Barrow surgeons use latest techniques to remove tumor
History teacher Tyler Button was playing basketball with some of his high school students when an overzealous opponent hit him from behind. When Button’s neck was still aching a few days later, he went to the emergency room for a muscle relaxant.
Turns out, he had a tumor the size of a raquetball imbedded in his spine.
“They said they were surprised my spine was able to hold my head up,” Button says. “It was eating my spine away. I should have been paralyzed or dead.”
Several hours of surgery, a bout of high-tech radiation, and a year later, Button, who is 25 and engaged to be married, is tumor-free.
Had he not discovered the mass in time, his neurosurgeon says, it would have further eroded the bones of his cervical vertebrae to the point where a similar accident would likely have rendered Button quadraplegic, or worse.
“I hate to wax philosophic, but if this tiny incident hadn’t happened, dramatic things would have,” says Button, who teaches at the Peoria campus of the Austin Center for Exceptional Students, whose student body is learning disabled and emotionally handicapped. “It kind of makes you question the idea of fate and whether this was meant to happen.”
The tumor was located in the junction where the spinal cord meets the brain stem and was fed by two vertebral arteries, which were tangled in the tumor. “We were working in a very small area with a lot of high-priced real estate,” says neurosurgeon Nicholas Theodore, MD.
Removing the tumor took the latest in neurosurgical techniques. Button lay face down, so the surgeons—Dr. Theodore and his partner, William L. White, MD—could reach around the spinal cord to access the tumor.
“The approach that we used was going from behind to take this tumor out in a fairly radical way,” says Dr. Theodore, who is director of trauma service at Barrow Neurological Institute. “A lot of people probably wouldn’t have done it two years ago. Our surgery techniques are on the cutting edge, especially in difficult cases like Tyler’s.”
During the surgery, the surgeons referred to a real-time CT scan to guide them. Such navigational techniques have long been used for brain surgery, but only recently have they been perfected for the spine.
After the surgeons removed the tumor, along with parts of Button’s spine, they replaced the missing bone with a piece from the young man’s hip, fusing together three of his cervical vertebrae.
The surgery was followed by radiation treatment using CyberKnife, which directs a convergence of more than 100 beams of radiation on a tightly focused spot, thus sparing most healthy tissue. The machine allowed neurosurgeon Randall Porter, MD, to deliver its potent radiation via robotic arm to Button’s lesion. As a result, the patient suffered few side effects.
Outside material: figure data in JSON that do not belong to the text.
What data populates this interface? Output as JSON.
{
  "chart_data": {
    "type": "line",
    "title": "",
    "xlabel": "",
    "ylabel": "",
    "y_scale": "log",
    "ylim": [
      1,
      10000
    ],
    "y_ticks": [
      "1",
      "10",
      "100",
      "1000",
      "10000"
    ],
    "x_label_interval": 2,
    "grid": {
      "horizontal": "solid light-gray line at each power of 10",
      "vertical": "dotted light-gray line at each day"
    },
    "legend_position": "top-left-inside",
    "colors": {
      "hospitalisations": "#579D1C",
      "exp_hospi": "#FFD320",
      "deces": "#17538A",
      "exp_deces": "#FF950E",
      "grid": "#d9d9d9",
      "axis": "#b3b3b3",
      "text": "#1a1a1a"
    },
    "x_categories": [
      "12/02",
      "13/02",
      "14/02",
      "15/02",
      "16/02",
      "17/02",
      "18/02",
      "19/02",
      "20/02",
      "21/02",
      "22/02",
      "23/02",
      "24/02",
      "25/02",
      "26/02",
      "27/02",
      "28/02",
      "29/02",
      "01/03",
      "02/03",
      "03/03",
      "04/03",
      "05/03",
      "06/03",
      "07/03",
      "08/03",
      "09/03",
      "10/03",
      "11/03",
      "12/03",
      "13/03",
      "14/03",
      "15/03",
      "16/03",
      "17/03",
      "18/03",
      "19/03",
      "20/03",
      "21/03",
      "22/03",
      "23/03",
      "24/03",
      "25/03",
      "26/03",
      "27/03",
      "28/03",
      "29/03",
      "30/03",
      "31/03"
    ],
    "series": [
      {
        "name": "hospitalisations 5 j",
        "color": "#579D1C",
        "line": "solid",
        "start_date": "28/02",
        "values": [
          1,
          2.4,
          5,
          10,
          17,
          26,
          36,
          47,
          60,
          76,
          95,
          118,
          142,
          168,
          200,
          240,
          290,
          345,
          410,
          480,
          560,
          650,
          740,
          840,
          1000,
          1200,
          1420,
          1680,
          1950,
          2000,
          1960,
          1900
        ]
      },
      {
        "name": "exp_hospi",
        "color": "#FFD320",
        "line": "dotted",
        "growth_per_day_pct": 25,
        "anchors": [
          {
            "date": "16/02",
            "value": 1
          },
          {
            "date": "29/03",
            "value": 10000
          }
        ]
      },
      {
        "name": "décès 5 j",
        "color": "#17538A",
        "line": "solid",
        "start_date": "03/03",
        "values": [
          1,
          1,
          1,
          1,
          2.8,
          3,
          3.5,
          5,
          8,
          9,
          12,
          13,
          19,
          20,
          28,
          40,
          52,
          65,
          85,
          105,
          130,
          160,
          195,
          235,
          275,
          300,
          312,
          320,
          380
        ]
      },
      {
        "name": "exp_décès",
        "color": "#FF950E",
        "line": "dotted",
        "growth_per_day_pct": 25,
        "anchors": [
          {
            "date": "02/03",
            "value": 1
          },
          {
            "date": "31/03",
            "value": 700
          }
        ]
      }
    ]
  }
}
“It looks like a giant projector and a giant arm thing similar to the arm of a space shuttle,” Button says. “It’s so accurate, it’s able to miss giant nerves and arteries. I thought it was going to be cool till I actually went through it.”
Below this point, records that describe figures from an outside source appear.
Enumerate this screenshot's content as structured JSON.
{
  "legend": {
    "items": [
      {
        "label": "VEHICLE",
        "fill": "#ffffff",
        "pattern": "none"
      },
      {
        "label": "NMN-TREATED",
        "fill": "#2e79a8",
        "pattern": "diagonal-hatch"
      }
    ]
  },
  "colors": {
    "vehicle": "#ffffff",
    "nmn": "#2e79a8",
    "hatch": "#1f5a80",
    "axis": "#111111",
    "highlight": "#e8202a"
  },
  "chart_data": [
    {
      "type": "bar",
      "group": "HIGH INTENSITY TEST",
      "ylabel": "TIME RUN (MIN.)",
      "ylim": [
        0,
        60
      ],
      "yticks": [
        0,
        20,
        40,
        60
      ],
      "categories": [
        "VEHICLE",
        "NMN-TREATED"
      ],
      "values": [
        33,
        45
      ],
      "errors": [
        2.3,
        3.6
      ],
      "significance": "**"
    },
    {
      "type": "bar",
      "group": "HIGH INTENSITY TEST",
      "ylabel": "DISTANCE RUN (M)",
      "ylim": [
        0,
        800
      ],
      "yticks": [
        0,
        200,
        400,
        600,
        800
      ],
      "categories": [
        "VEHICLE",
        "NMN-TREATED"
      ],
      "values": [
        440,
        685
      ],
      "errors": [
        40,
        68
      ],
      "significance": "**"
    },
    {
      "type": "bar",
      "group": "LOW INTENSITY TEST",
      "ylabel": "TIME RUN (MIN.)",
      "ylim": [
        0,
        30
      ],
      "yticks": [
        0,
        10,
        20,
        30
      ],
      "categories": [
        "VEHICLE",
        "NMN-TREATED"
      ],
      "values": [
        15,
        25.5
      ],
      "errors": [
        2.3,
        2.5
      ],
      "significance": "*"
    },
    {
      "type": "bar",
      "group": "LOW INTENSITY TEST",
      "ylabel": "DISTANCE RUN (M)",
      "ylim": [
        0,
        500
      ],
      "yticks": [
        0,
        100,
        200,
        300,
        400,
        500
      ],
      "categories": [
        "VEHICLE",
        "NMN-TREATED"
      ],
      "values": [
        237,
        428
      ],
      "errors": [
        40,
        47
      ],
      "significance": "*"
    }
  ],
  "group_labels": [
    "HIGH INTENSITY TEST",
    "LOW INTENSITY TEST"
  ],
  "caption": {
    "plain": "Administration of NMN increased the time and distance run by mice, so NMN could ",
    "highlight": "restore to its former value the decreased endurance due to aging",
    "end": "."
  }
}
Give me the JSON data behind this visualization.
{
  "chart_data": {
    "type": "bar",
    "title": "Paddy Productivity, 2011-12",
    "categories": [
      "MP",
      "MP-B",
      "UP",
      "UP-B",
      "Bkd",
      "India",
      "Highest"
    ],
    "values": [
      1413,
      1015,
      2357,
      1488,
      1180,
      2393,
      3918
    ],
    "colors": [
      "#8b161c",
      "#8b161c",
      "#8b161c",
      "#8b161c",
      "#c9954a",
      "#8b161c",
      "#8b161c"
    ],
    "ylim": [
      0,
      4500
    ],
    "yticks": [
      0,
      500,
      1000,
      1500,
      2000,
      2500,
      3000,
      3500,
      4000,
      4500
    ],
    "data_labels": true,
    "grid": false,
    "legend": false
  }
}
Button had to wear a mesh mask—“very medieval”—that was then fixed in place, immobilizing him for each hour-plus session of the weeklong treatment.
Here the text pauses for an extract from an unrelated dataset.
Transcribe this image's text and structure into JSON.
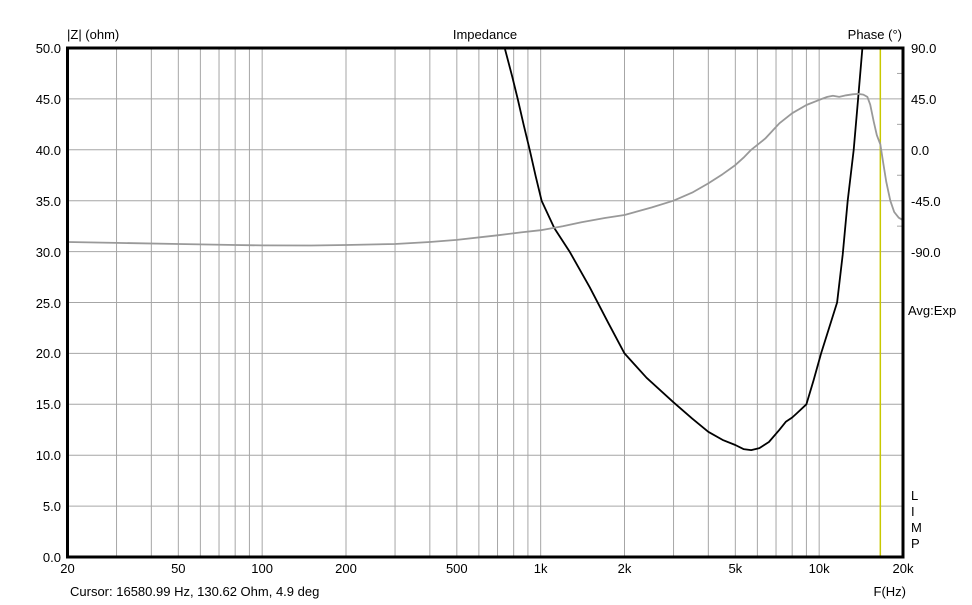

Drs.Theodore, White and Porter’s combined effort is a prime example of the team approach Barrow takes toward tumor cases. “Just taking the tumor out is not enough,” Dr. Theodore says. “Even if the patient doesn’t need radiation, they do need close follow-up to make sure the tumor doesn’t recur.”
As for Button, he and his longtime girlfriend, Melissa Austin, made it official over the holidays in 2007. They plan to marry next spring. He has reminders from the experience in his classroom. He’s hung the CyberKnife face mask on the wall there. And the student who was responsible for the fateful neck injury frequently stops in.
“He comes by all the time saying he saved my life,” Button says. “He honestly did save my life, but I don’t let his head get too big.”